ゴロゴロ感を出すために今回は切りませんでした。写真のとおり8つのかたまり肉です。
◆圧力鍋にすね肉8個をドーン。玉ねぎ2個をバーン。水1リットルをザーッ。
◆ペースト状の ”ブイヨン” を絞りいれる。
◆圧力鍋のパッキンの取り付けを確認して,蓋をセットする。
◆中火(鍋底に火の先端が触れるくらい)で圧力がかかるのを待つ。
◆圧力がかかったら,ごく弱火(青い炎がコンロのバーナー付近でうっすら見える程度)にして約20分程度キープする。
圧力鍋は,鍋の中の水蒸気の圧力が高まるにつれて蒸気穴のなかにある球弁を吹き上げて容器を密閉し,一定の圧力に達するまで鍋の中の圧力を高めていきます。
設定した圧力を超えると,安全弁の作用によって圧力が外に逃がされる構造になっていますので,蒸気が爆発的に噴き出すようなことはありません。
圧力を適正に保つためには,パッキンを定期的に交換するなど,少しのメンテナンスが必要ではあります。
◆火を止めて圧力が自然に下がるのを待って蓋をあける。
これでできあがりです。
所要時間約1時間です。
冷凍用バッグ4袋に取り分けて,空気を抜き,常温に冷まして冷凍庫に入れます。
冷凍庫に入れる前は液体ですが,凍ったあとも限りある冷凍庫スペース内で埋もれずに存在が主張できるよう,良い形で凍るように検討を要します。
まだ,ベストなマネジメントはできていません。
先日は無造作に凍らせたら,フリーザーバッグ同志が寄木細工のように密着してしまって2袋とも解凍するハメになりました。
さて,食べる段のことです。
アルミなど熱伝導性の良い金属のうえに置けば早く自然解凍できるのだそうです。
電子レンジを弱めの出力にして,液体が少し出る程度まで解凍するとフリーザーバッグから取り出せますので,その後は凍った部分も含めて鍋に移して温めています。
加熱のすべてを電子レンジに任せるとバッグが過熱したり穴が開いたりするかもしれないと思ってしまう心配性なので。

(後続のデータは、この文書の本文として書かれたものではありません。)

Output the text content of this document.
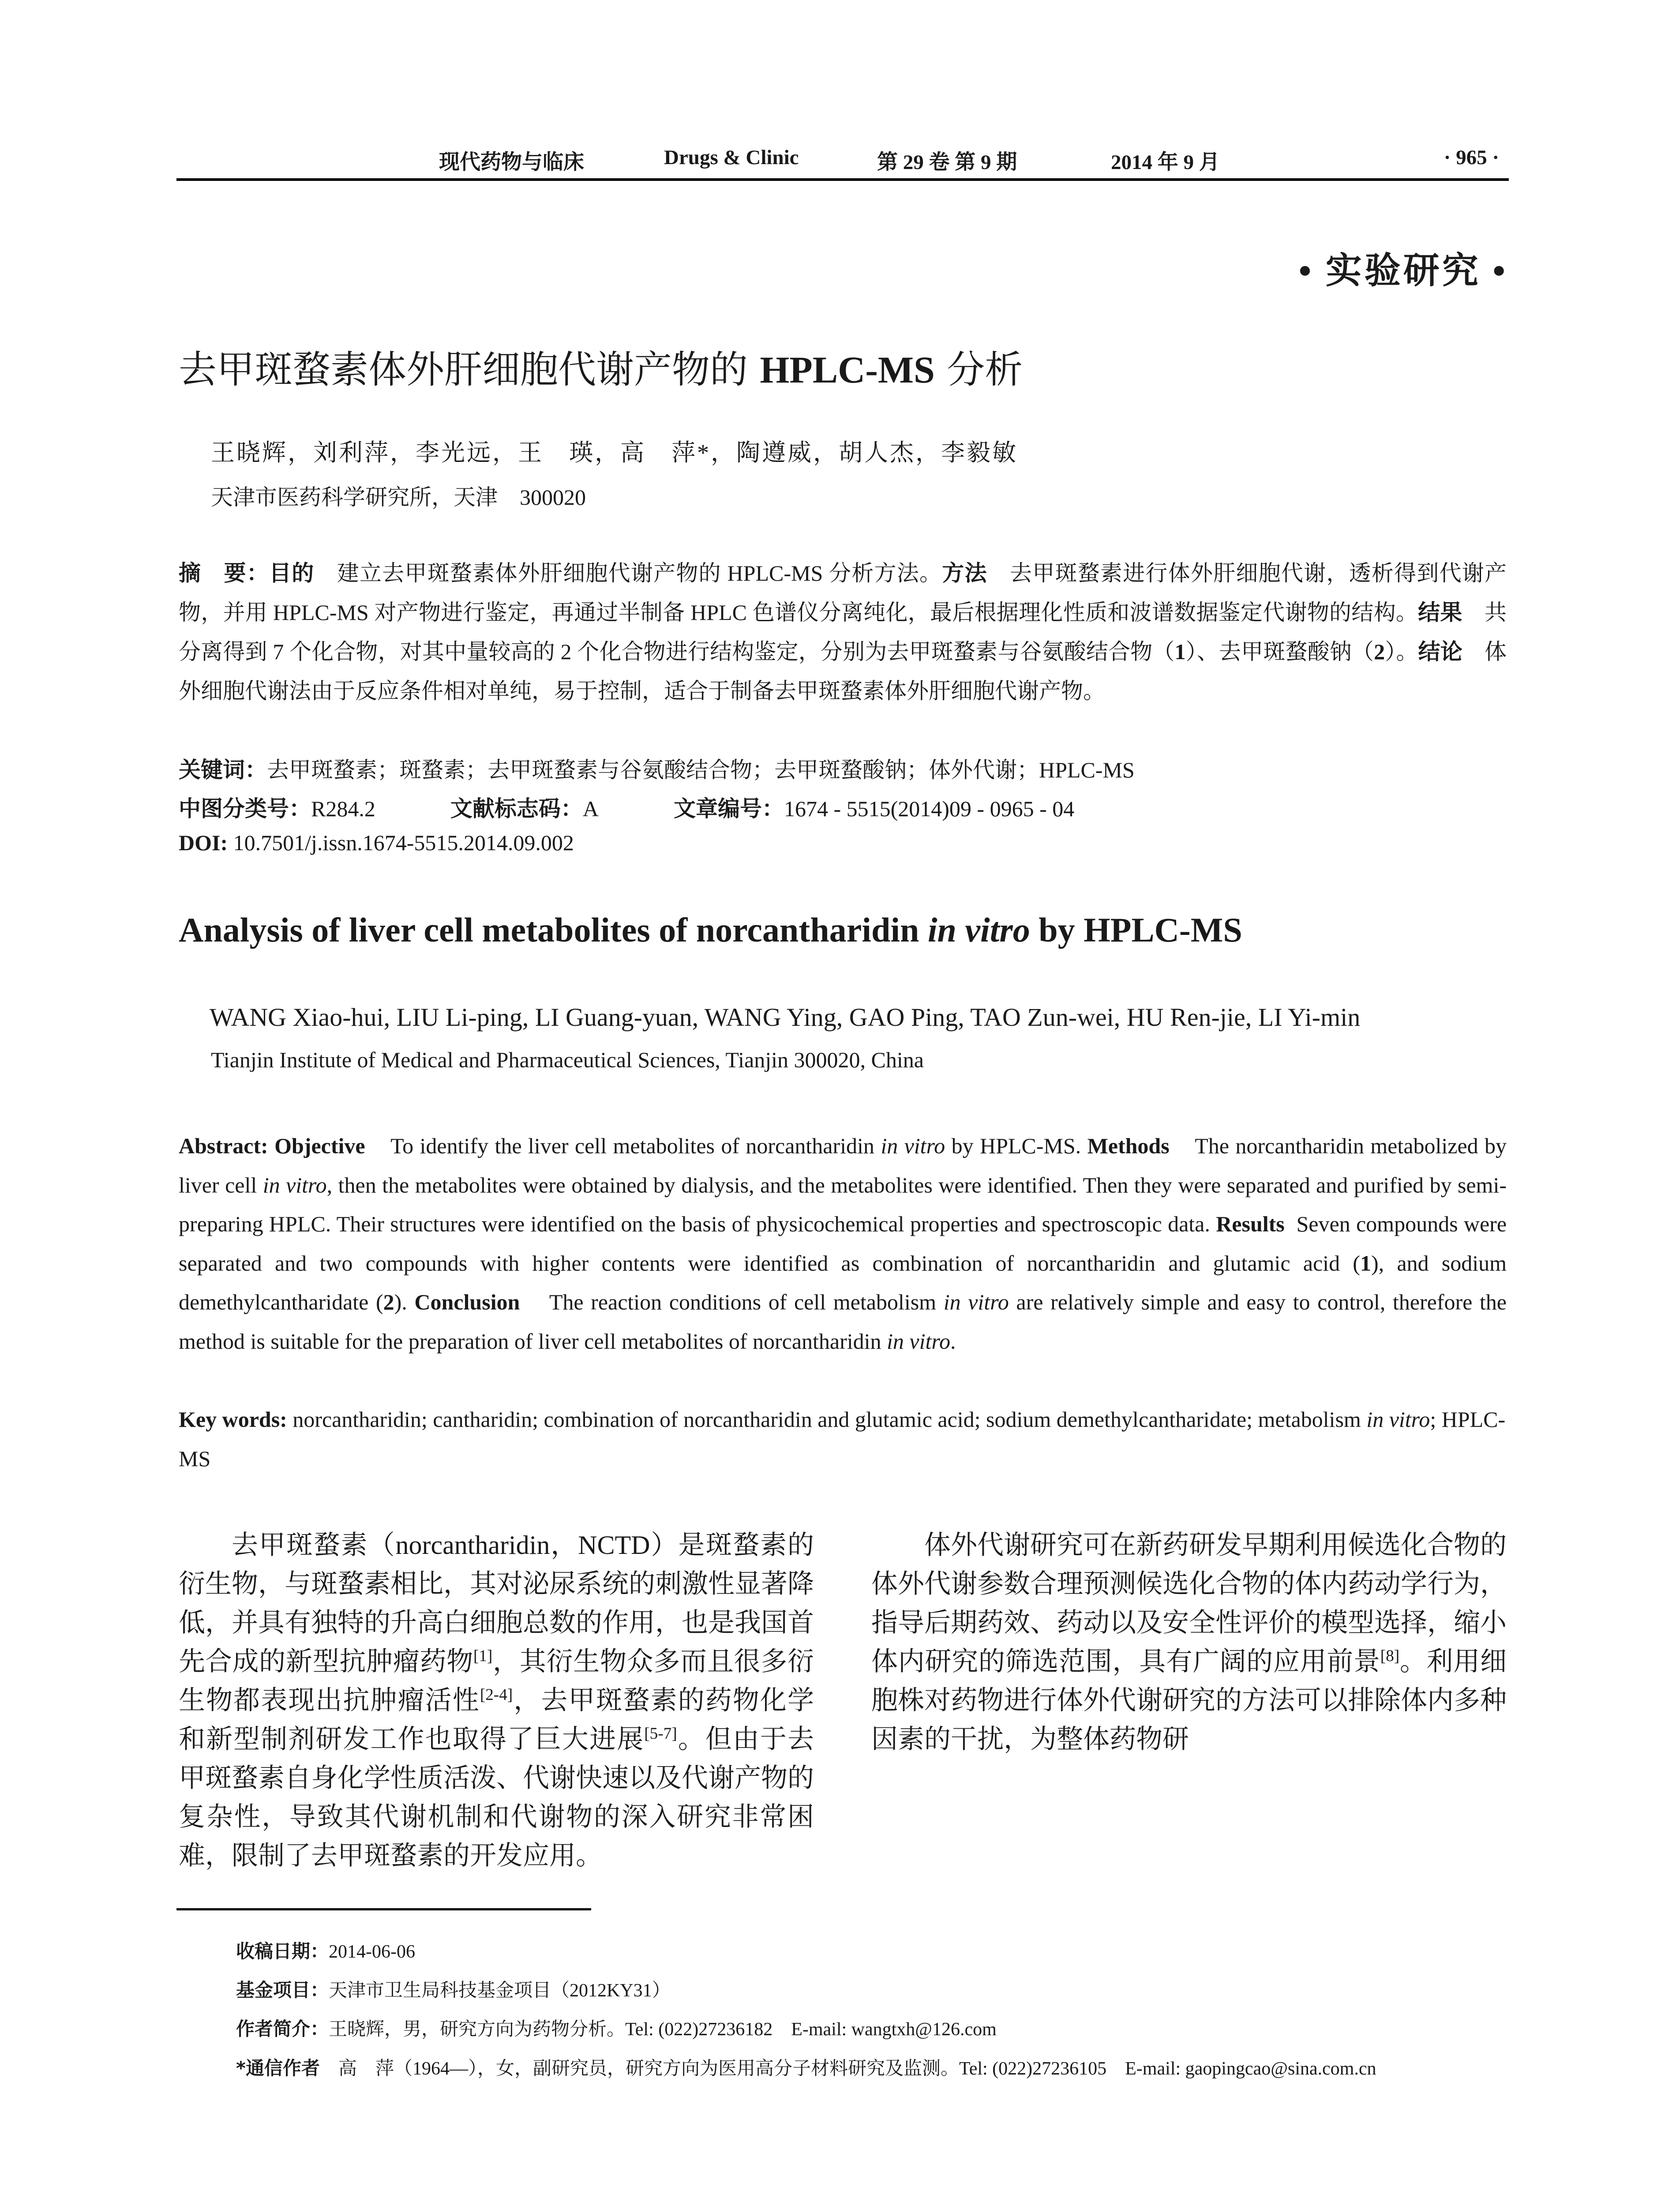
现代药物与临床	Drugs & Clinic	第 29 卷 第 9 期	2014 年 9 月	· 965 ·
• 实验研究 •
去甲斑蝥素体外肝细胞代谢产物的 HPLC-MS 分析
王晓辉，刘利萍，李光远，王　瑛，高　萍*，陶遵威，胡人杰，李毅敏
天津市医药科学研究所，天津　300020
摘　要：目的　 建立去甲斑蝥素体外肝细胞代谢产物的 HPLC-MS 分析方法。方法　 去甲斑蝥素进行体外肝细胞代谢，透析得到代谢产物，并用 HPLC-MS 对产物进行鉴定，再通过半制备 HPLC 色谱仪分离纯化，最后根据理化性质和波谱数据鉴定代谢物的结构。结果　 共分离得到 7 个化合物，对其中量较高的 2 个化合物进行结构鉴定，分别为去甲斑蝥素与谷氨酸结合物（1）、去甲斑蝥酸钠（2）。结论　 体外细胞代谢法由于反应条件相对单纯，易于控制，适合于制备去甲斑蝥素体外肝细胞代谢产物。
关键词：去甲斑蝥素；斑蝥素；去甲斑蝥素与谷氨酸结合物；去甲斑蝥酸钠；体外代谢；HPLC-MS
中图分类号：R284.2	文献标志码：A	文章编号：1674 - 5515(2014)09 - 0965 - 04
DOI: 10.7501/j.issn.1674-5515.2014.09.002
Analysis of liver cell metabolites of norcantharidin in vitro by HPLC-MS
WANG Xiao-hui, LIU Li-ping, LI Guang-yuan, WANG Ying, GAO Ping, TAO Zun-wei, HU Ren-jie, LI Yi-min
Tianjin Institute of Medical and Pharmaceutical Sciences, Tianjin 300020, China
Abstract: Objective To identify the liver cell metabolites of norcantharidin in vitro by HPLC-MS. Methods The norcantharidin metabolized by liver cell in vitro, then the metabolites were obtained by dialysis, and the metabolites were identified. Then they were separated and purified by semi-preparing HPLC. Their structures were identified on the basis of physicochemical properties and spectroscopic data. Results Seven compounds were separated and two compounds with higher contents were identified as combination of norcantharidin and glutamic acid (1), and sodium demethylcantharidate (2). Conclusion The reaction conditions of cell metabolism in vitro are relatively simple and easy to control, therefore the method is suitable for the preparation of liver cell metabolites of norcantharidin in vitro.
Key words: norcantharidin; cantharidin; combination of norcantharidin and glutamic acid; sodium demethylcantharidate; metabolism in vitro; HPLC-MS

去甲斑蝥素（norcantharidin，NCTD）是斑蝥素的衍生物，与斑蝥素相比，其对泌尿系统的刺激性显著降低，并具有独特的升高白细胞总数的作用，也是我国首先合成的新型抗肿瘤药物[1]，其衍生物众多而且很多衍生物都表现出抗肿瘤活性[2-4]，去甲斑蝥素的药物化学和新型制剂研发工作也取得了巨大进展[5-7]。但由于去甲斑蝥素自身化学性质活泼、代谢快速以及代谢产物的复杂性，导致其代谢机制和代谢物的深入研究非常困难，限制了去甲斑蝥素的开发应用。

体外代谢研究可在新药研发早期利用候选化合物的体外代谢参数合理预测候选化合物的体内药动学行为，指导后期药效、药动以及安全性评价的模型选择，缩小体内研究的筛选范围，具有广阔的应用前景[8]。利用细胞株对药物进行体外代谢研究的方法可以排除体内多种因素的干扰，为整体药物研

收稿日期：2014-06-06
基金项目：天津市卫生局科技基金项目（2012KY31）
作者简介：王晓辉，男，研究方向为药物分析。Tel: (022)27236182　E-mail: wangtxh@126.com
*通信作者　高　萍（1964—），女，副研究员，研究方向为医用高分子材料研究及监测。Tel: (022)27236105　E-mail: gaopingcao@sina.com.cn
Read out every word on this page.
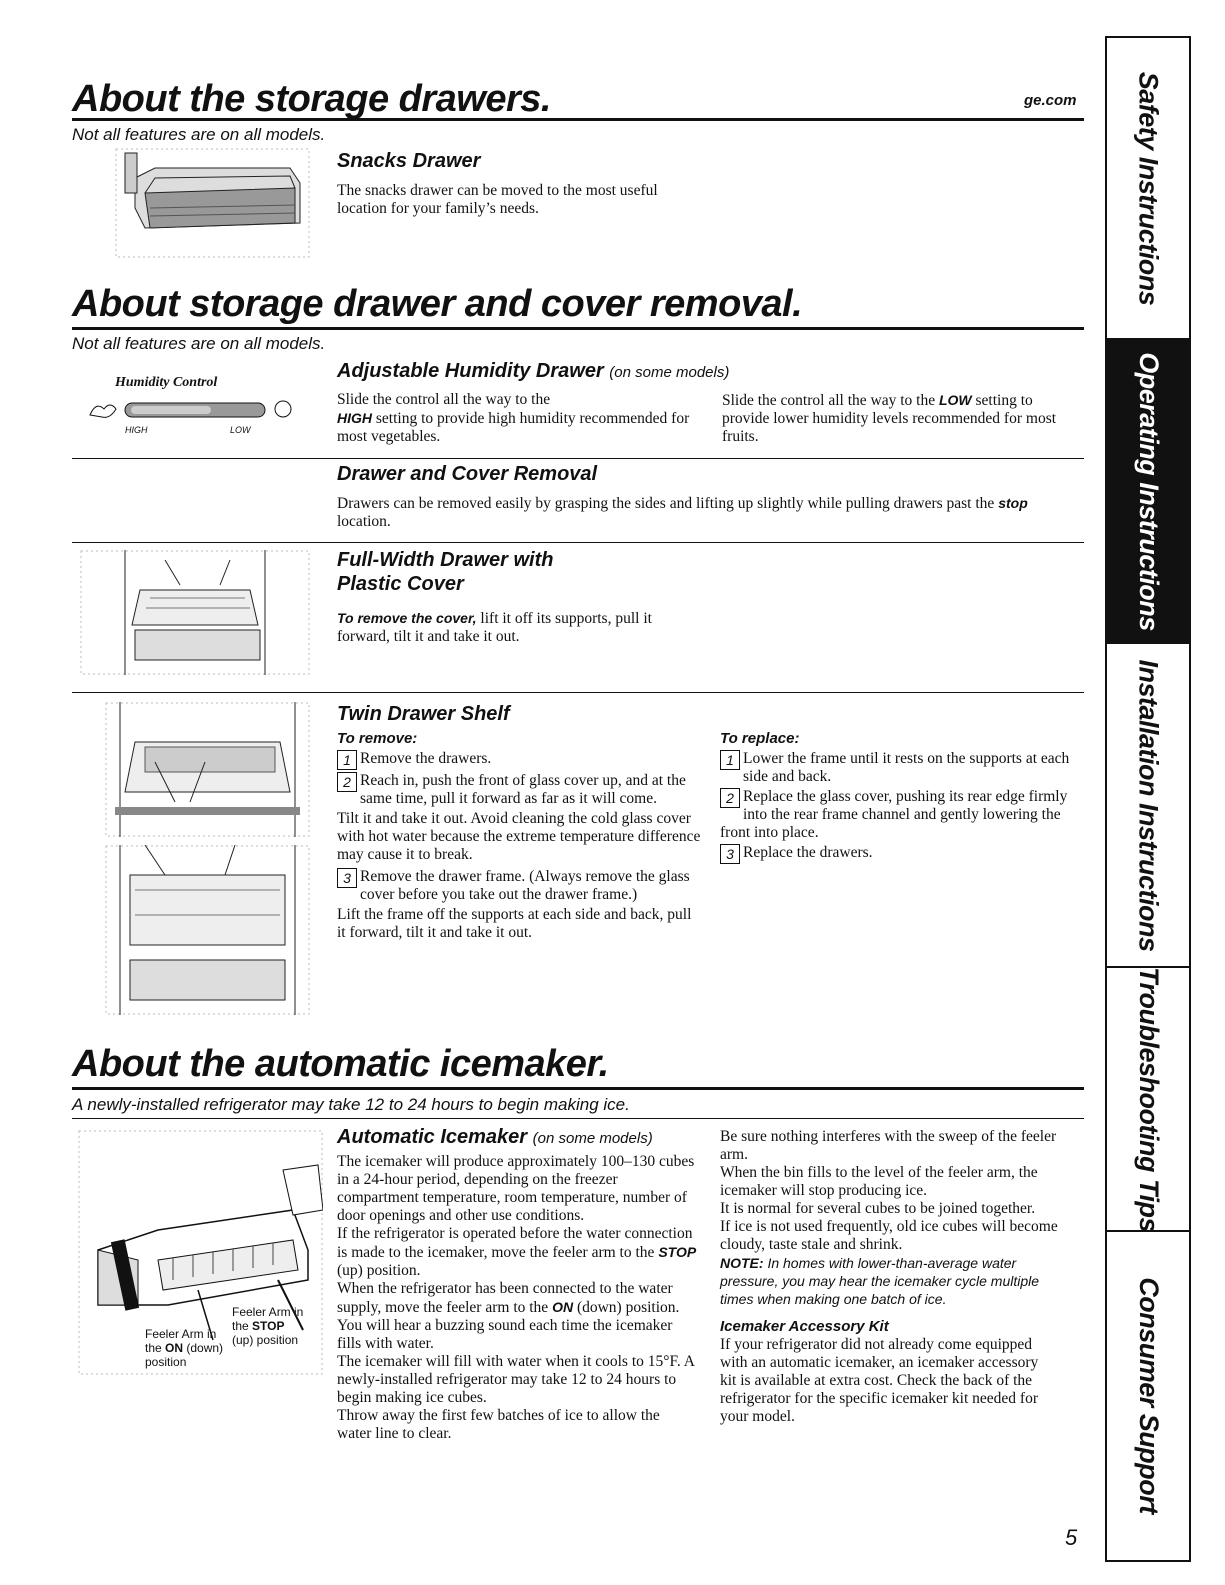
About the storage drawers.	ge.com
Not all features are on all models.
Snacks Drawer
The snacks drawer can be moved to the most useful location for your family’s needs.
About storage drawer and cover removal.
Not all features are on all models.
Humidity Control
HIGH	LOW
Adjustable Humidity Drawer (on some models)
Slide the control all the way to the
HIGH setting to provide high humidity recommended for most vegetables.
Slide the control all the way to the LOW setting to provide lower humidity levels recommended for most fruits.
Drawer and Cover Removal
Drawers can be removed easily by grasping the sides and lifting up slightly while pulling drawers past the stop location.
Full-Width Drawer with
Plastic Cover
To remove the cover, lift it off its supports, pull it forward, tilt it and take it out.
Twin Drawer Shelf
To remove:
1 Remove the drawers.
2 Reach in, push the front of glass cover up, and at the same time, pull it forward as far as it will come.
Tilt it and take it out. Avoid cleaning the cold glass cover with hot water because the extreme temperature difference may cause it to break.
3 Remove the drawer frame. (Always remove the glass cover before you take out the drawer frame.)
Lift the frame off the supports at each side and back, pull it forward, tilt it and take it out.
To replace:
1 Lower the frame until it rests on the supports at each side and back.
2 Replace the glass cover, pushing its rear edge firmly into the rear frame channel and gently lowering the front into place.
3 Replace the drawers.
About the automatic icemaker.
A newly-installed refrigerator may take 12 to 24 hours to begin making ice.
Feeler Arm in
the STOP
(up) position
Feeler Arm in
the ON (down)
position
Automatic Icemaker (on some models)
The icemaker will produce approximately 100–130 cubes in a 24-hour period, depending on the freezer compartment temperature, room temperature, number of door openings and other use conditions.
If the refrigerator is operated before the water connection is made to the icemaker, move the feeler arm to the STOP (up) position.
When the refrigerator has been connected to the water supply, move the feeler arm to the ON (down) position.
You will hear a buzzing sound each time the icemaker fills with water.
The icemaker will fill with water when it cools to 15°F. A newly-installed refrigerator may take 12 to 24 hours to begin making ice cubes.
Throw away the first few batches of ice to allow the water line to clear.
Be sure nothing interferes with the sweep of the feeler arm.
When the bin fills to the level of the feeler arm, the icemaker will stop producing ice.
It is normal for several cubes to be joined together.
If ice is not used frequently, old ice cubes will become cloudy, taste stale and shrink.
NOTE: In homes with lower-than-average water pressure, you may hear the icemaker cycle multiple times when making one batch of ice.
Icemaker Accessory Kit
If your refrigerator did not already come equipped with an automatic icemaker, an icemaker accessory kit is available at extra cost. Check the back of the refrigerator for the specific icemaker kit needed for your model.
5
Safety Instructions
Operating Instructions
Installation Instructions
Troubleshooting Tips
Consumer Support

あとはお好みのルウを,まずは一片から調節しながら入れていきます。
なにごとも短気で生じた不具合の修復には時間がかかります。
すぐに溶けるので様子を見ながら足していく方法をお勧めします。
目安を申し上げるならば・・・
冷凍バッグ1袋の内容がおよそ380㏄くらいでした。カレーなら2皿分くらいです。
てもとにあるカレールウ(熟カレー)は8皿分で8個のルウに小分けされていましたので保存も楽です。2個入れればよい感じです。
シチューのルウはカレーほど多種でないうえ,僕の好みのものはカレールウほど手軽な保存ができるようにはなっていませんので,板状のものを割りいれて,残りは冷蔵保存することになります。
シチュー派はまだ少数勢力ですね。なんてったって相手は国民食ですから・・・。